Had this possible first encounter with Jesus planted seeds of reform in Zacchaeus? Were there other stories circulating that had Zacchaeus willing to run ahead of Jesus and the crowd, a grown man, and then climb a tree to get a better view? He was certainly putting himself out there for ridicule. Apparently, though, none of that mattered. He got to see Jesus and in turn Jesus saw him.
“Zacchaeus, hurry and come down; for I must stay at your house today.” It sure seemed like Jesus and Zacchaeus were old friends. And if Zacchaeus had been at Levi’s dinner party, then perhaps they were. Since Jesus was in the business of seeing tax collectors and joining them for a meal, he called Zacchaeus to make haste and come down. There was urgency in his voice.
Zacchaeus was needed.
One minute Zacchaeus is perched on a limb above the marching crowd to get a better glimpse and the next minute Jesus publically calls his name and invites himself over! He was taken out of the limb and given solid ground.
Not only is he seen by Jesus, he’s pulled out of the margins so the crowd is forced to see him, too. And in front of all those grumbling, Zacchaeus is given opportunity to tell his story. “Half my possessions, Lord, I will give to the poor; and if I have defrauded anyone of anything, I will pay back four times as much.”
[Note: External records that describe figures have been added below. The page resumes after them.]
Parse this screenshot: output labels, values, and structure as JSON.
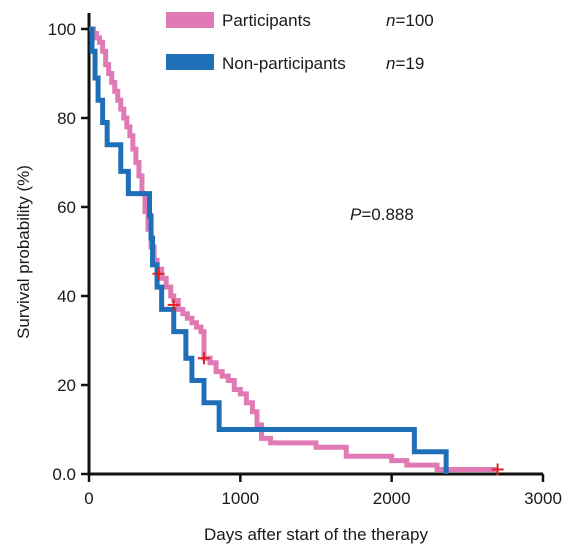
{
  "chart_data": {
    "type": "line",
    "subtype": "kaplan-meier",
    "title": "",
    "xlabel": "Days after start of the therapy",
    "ylabel": "Survival probability (%)",
    "xlim": [
      0,
      3000
    ],
    "ylim": [
      0,
      100
    ],
    "xticks": [
      0,
      1000,
      2000,
      3000
    ],
    "yticks": [
      0,
      20,
      40,
      60,
      80,
      100
    ],
    "xtick_labels": [
      "0",
      "1000",
      "2000",
      "3000"
    ],
    "ytick_labels": [
      "0.0",
      "20",
      "40",
      "60",
      "80",
      "100"
    ],
    "grid": false,
    "legend_position": "top-center",
    "annotation": {
      "p_label": "P",
      "p_value": "=0.888"
    },
    "series": [
      {
        "name": "Participants",
        "n_label": "n",
        "n_value": "=100",
        "color": "#e07ab4",
        "step_points": [
          [
            0,
            100
          ],
          [
            30,
            99
          ],
          [
            50,
            98
          ],
          [
            70,
            97
          ],
          [
            90,
            95
          ],
          [
            110,
            92
          ],
          [
            130,
            90
          ],
          [
            150,
            88
          ],
          [
            170,
            86
          ],
          [
            190,
            84
          ],
          [
            210,
            82
          ],
          [
            230,
            80
          ],
          [
            250,
            78
          ],
          [
            270,
            76
          ],
          [
            290,
            73
          ],
          [
            310,
            70
          ],
          [
            330,
            67
          ],
          [
            350,
            63
          ],
          [
            370,
            59
          ],
          [
            390,
            55
          ],
          [
            410,
            51
          ],
          [
            430,
            48
          ],
          [
            450,
            46
          ],
          [
            480,
            44
          ],
          [
            510,
            42
          ],
          [
            540,
            40
          ],
          [
            560,
            39
          ],
          [
            590,
            37
          ],
          [
            620,
            36
          ],
          [
            650,
            35
          ],
          [
            680,
            34
          ],
          [
            710,
            33
          ],
          [
            740,
            32
          ],
          [
            760,
            26
          ],
          [
            800,
            25
          ],
          [
            840,
            23
          ],
          [
            880,
            22
          ],
          [
            920,
            21
          ],
          [
            960,
            19
          ],
          [
            1000,
            18
          ],
          [
            1040,
            16
          ],
          [
            1080,
            14
          ],
          [
            1110,
            11
          ],
          [
            1140,
            8
          ],
          [
            1200,
            7
          ],
          [
            1300,
            7
          ],
          [
            1400,
            7
          ],
          [
            1500,
            6
          ],
          [
            1600,
            6
          ],
          [
            1700,
            4
          ],
          [
            1800,
            4
          ],
          [
            1900,
            4
          ],
          [
            2000,
            3
          ],
          [
            2100,
            2
          ],
          [
            2200,
            2
          ],
          [
            2300,
            1
          ],
          [
            2400,
            1
          ],
          [
            2500,
            1
          ],
          [
            2600,
            1
          ],
          [
            2700,
            1
          ]
        ],
        "censored": [
          [
            460,
            45
          ],
          [
            560,
            38
          ],
          [
            760,
            26
          ],
          [
            2700,
            1
          ]
        ]
      },
      {
        "name": "Non-participants",
        "n_label": "n",
        "n_value": "=19",
        "color": "#1e6fb8",
        "step_points": [
          [
            0,
            100
          ],
          [
            20,
            95
          ],
          [
            40,
            89
          ],
          [
            60,
            84
          ],
          [
            90,
            79
          ],
          [
            120,
            74
          ],
          [
            210,
            68
          ],
          [
            260,
            63
          ],
          [
            400,
            58
          ],
          [
            410,
            53
          ],
          [
            420,
            47
          ],
          [
            450,
            42
          ],
          [
            480,
            37
          ],
          [
            560,
            32
          ],
          [
            640,
            26
          ],
          [
            680,
            21
          ],
          [
            760,
            16
          ],
          [
            860,
            10
          ],
          [
            2150,
            5
          ],
          [
            2360,
            0
          ]
        ],
        "censored": []
      }
    ]
  }
}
Through an encounter with Jesus who sees Zacchaeus and offers new life, Zacchaeus is now able to truly see his neighbors and love.
He is transformed.
Will his new way of being impact the other tax collectors who worked for Zacchaeus? Will they change their ways? Perhaps they were also at Levi’s banquet with Jesus and the seeds had already been sown. Is it possible, with this being Jesus’ last stop before Jerusalem, that the other tax collectors would also see who they were oppressing, their own people, and reform could have come upon Jericho? Setting the crowd free, to love and see?
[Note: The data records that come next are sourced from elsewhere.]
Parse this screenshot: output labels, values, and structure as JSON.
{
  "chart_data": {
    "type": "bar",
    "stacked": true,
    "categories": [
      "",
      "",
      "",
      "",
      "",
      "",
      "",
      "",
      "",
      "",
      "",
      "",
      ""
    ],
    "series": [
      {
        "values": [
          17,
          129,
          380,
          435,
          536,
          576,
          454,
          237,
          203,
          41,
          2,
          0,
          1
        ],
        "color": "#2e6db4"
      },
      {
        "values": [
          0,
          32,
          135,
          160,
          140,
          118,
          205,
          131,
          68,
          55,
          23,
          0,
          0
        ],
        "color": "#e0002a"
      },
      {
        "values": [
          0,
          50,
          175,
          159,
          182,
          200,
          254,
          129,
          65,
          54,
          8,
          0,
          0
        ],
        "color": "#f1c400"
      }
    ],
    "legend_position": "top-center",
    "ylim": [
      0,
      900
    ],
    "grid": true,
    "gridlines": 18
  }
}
In today’s polarized political climate, we are guilty of wanting to point out how horrible others are because of the views they hold. We can’t seem to see the good in anyone if they behave or believe in a way that’s different from our own. In fact, we often dismiss any possibility of good or refuse to give the benefit of the doubt as a fuel to keep our animosity burning. Of course there’s legitimate evil in this world, but in our day to day life people get misunderstood or labeled for all kinds of reasons and their stories don’t get told because we don’t want to give them the time of day. We’d rather send them down the bad egg chute.
However, God models a different way, more difficult, yes, but one that doesn’t allow us to write each other off so easily.
Jesus saw Zacchaeus and welcomed him into the circle, even as a chief tax collector. And while the crowd might have booed at first, Zacchaeus was provided a platform to speak. And on that day salvation came to Zacchaeus’ house.
Until God breaks in to help us see. Until we truly hear another’s story. Until we are able to see the personhood in the other, it’s hard to reconcile. We want to keep the scale of good or bad as our only options. But, hearing one another’s story opens the door for healing, of the other and ourselves.
In life we have opportunities where God nudges us to see the other and widen our circle of inclusion. To extend the life-giving love of Christ. To see as God sees everyone, neither all good nor bad, but loved, like Zacchaeus hanging on the limb of a Sycamore tree.